R&D Magazine recognizes the world's top 100 scientific advances with its annual R&D 100 Award for innovations with the most significant commercial potential. This year, NREL and Boeing Spectrolab were jointly awarded an R&D 100 Award for developing the first solar cell to break the 40% efficiency barrier, the solar equivalent of breaking the four-minute mile. Boeing Spectrolab worked under subcontract as part of NREL's High-Performance Photovoltaic Program, which is funded by the U.S. Department of Energy.

The High-Efficiency Metamorphic Multijunction Concentrator Solar Cell, or HEMM solar cell, achieved the highest efficiency level of any photovoltaic device ever when it broke the 40% conversion efficiency barrier, making it twice as efficient as a typical silicon solar cell. The HEMM solar cell is designed for solar power systems that use lenses and mirrors to concentrate sunlight onto small, high-efficiency solar cells, requiring far less semiconductor material than standard flat-plate solar panels. Boeing Spectrolab is planning to commercialize this technology for utility-scale solar power plants, such as those being planned in the southwestern United States.

"Once again, DOE's labs are at the cutting edge of innovation with new technology developments to enhance America's economic and national security," said U.S. Secretary of Energy Samuel Bodman. "My heartiest congratulations to the DOE researchers and scientists that have won R&D Magazine's prestigious awards this year."

Like the high-efficiency solar cells used for space, the HEMM solar cell uses three layers of semiconductor material—gallium indium phosphide, gallium indium arsenide, and germanium—each of which is tuned to capture a slice of the solar spectrum. When combined, these materials convert 40.7% of the sun's rays into electricity under a concentration of 240 suns. This means that when the cell is exposed to sunlight that is concentrated to 240 times the normal intensity of the sun, 40.7% of the sun's energy is converted directly into electricity.

Photo of a square grid of 64 slightly curved mirrors mounted on a metal rack. A structure of slender metal tubes runs in front of the mirrors to hold cooling fins, which extend perpendicular to the grid, and to hold the solar cells, which are not visible in the photo. The entire grid is mounted on a tripod and tilted toward the sun. At the foot of the tripod are several electrical boxes, and five electrical conduits run along the ground away from the tripod and out of the frame of the photo.
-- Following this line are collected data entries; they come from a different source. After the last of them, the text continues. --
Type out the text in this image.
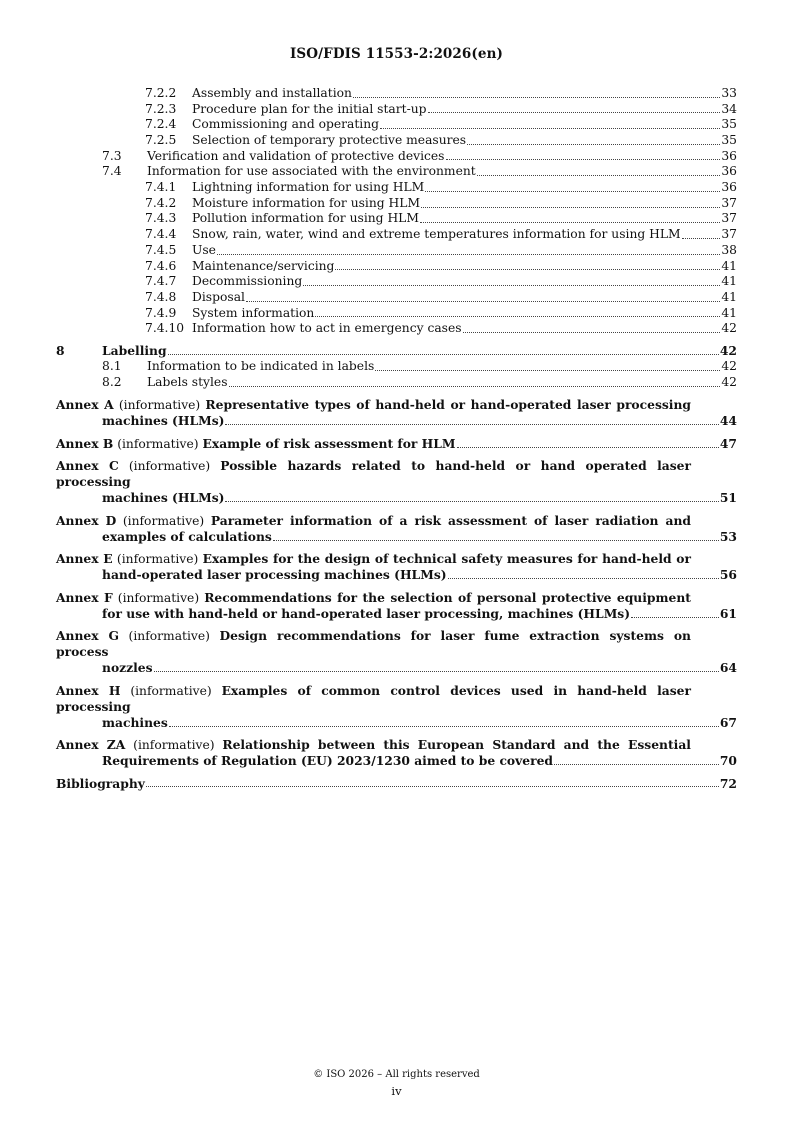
ISO/FDIS 11553-2:2026(en)
7.2.2	Assembly and installation	33
7.2.3	Procedure plan for the initial start-up	34
7.2.4	Commissioning and operating	35
7.2.5	Selection of temporary protective measures	35
7.3	Verification and validation of protective devices	36
7.4	Information for use associated with the environment	36
7.4.1	Lightning information for using HLM	36
7.4.2	Moisture information for using HLM	37
7.4.3	Pollution information for using HLM	37
7.4.4	Snow, rain, water, wind and extreme temperatures information for using HLM	37
7.4.5	Use	38
7.4.6	Maintenance/servicing	41
7.4.7	Decommissioning	41
7.4.8	Disposal	41
7.4.9	System information	41
7.4.10 Information how to act in emergency cases	42
8	Labelling	42
8.1	Information to be indicated in labels	42
8.2	Labels styles	42
Annex A (informative) Representative types of hand-held or hand-operated laser processing
machines (HLMs)	44
Annex B (informative) Example of risk assessment for HLM	47
Annex C (informative) Possible hazards related to hand-held or hand operated laser processing
machines (HLMs)	51
Annex D (informative) Parameter information of a risk assessment of laser radiation and
examples of calculations	53
Annex E (informative) Examples for the design of technical safety measures for hand-held or
hand-operated laser processing machines (HLMs)	56
Annex F (informative) Recommendations for the selection of personal protective equipment
for use with hand-held or hand-operated laser processing, machines (HLMs)	61
Annex G (informative) Design recommendations for laser fume extraction systems on process
nozzles	64
Annex H (informative) Examples of common control devices used in hand-held laser processing
machines	67
Annex ZA (informative) Relationship between this European Standard and the Essential
Requirements of Regulation (EU) 2023/1230 aimed to be covered	70
Bibliography	72
© ISO 2026 – All rights reserved
iv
Sol Focus, Inc., in California, which made this 2.25-kW concentrating solar system, plans to use high-efficiency solar cells from Spectrolab for residential and remote community applications.

But far more than that, the HEMM approach represents a powerful new technology for designing very high efficiency multijunction (multiple-layer) solar cells, enabling the present triple-junction or "3-layer" device to reach as much as 45% efficiency. By using metamorphic or "lattice-mismatched" materials for device design, researchers can expand their selection of semiconductor materials, potentially leading to 4-, 5-, or 6-layer solar cells that can convert more than 50% of the solar spectrum to electricity.

This joint effort brings to 40 the number of R&D 100 Awards earned by the laboratory. NREL researchers who worked with this project are Senior Research Supervisor Martha Symko-Davies, and Larry Kazmerski, director of the National Center for Photovoltaics.

"This R&D 100 award is another important milestone in NREL's 30 year history of developing clean energy technologies, many of which are now available to the consumers," NREL Director Dan Arvizu said. "Breaking the 40% barrier is a significant step in reducing the cost of solar energy, a goal set by the President in his Solar America Initiative."

For more information, visit NREL's High Performance PV Concentrator Research program and Spectrolab.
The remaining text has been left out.